Étonnamment, les simulations des astrophysiciens montrent également que la Terre aurait pu facilement subir le même sort que Vénus. Si la Terre avait été juste un peu plus proche du Soleil, ou si le Soleil avait brillé aussi fort dans sa -jeunesse- qu’aujourd’hui, notre planète aurait un aspect très différent. Ainsi, c’est grâce au rayonnement relativement faible de ses débuts que la Terre a pu se refroidir suffisamment pour que se condense l’eau qui forme nos océans. Pour Emeline Bolmont, professeure à l’Université de Genève, membre de PlanetS et co-auteure de l’étude, «il s’agit d’un retournement complet dans la façon dont nous envisageons ce que l’on a longtemps appelé le -paradoxe du jeune Soleil faible-. Cela était vu comme un obstacle à l’apparition de la vie sur Terre!» L’argument était que si le rayonnement du Soleil était nettement plus faible qu’aujourd’hui, il aurait transformé la Terre en une boule de glace hostile à la vie. «Mais il s’avère que pour la jeune Terre très chaude, ce Soleil faible a en fait été une opportunité inespérée !», poursuit la chercheuse.

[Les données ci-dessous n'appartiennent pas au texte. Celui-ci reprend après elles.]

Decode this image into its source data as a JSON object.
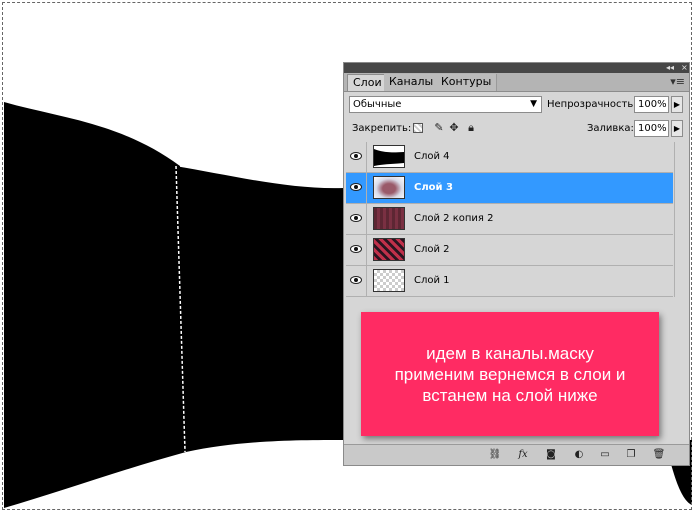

«Nos résultats sont basés sur des modèles théoriques et constituent un élément important pour répondre à la question de l’histoire de Vénus», déclare David Ehrenreich, co-auteur de l’étude, professeur au Département d’astronomie de l’Université de Genève et membre du PRN PlanetS. «Mais nous ne pourrons pas répondre de manière définitive à cette question sur nos ordinateurs. Les observations des trois missions vénusiennes seront indispensables pour confirmer - ou infirmer - nos travaux.» Ces perspectives réjouissent Emeline Bolmont, pour qui «ces questions passionnantes pourront être traitées par le nouveau Centre pour la Vie dans l’Univers qui vient tout juste de voir le jour au sein de la Faculté des sciences de l’Université de Genève.»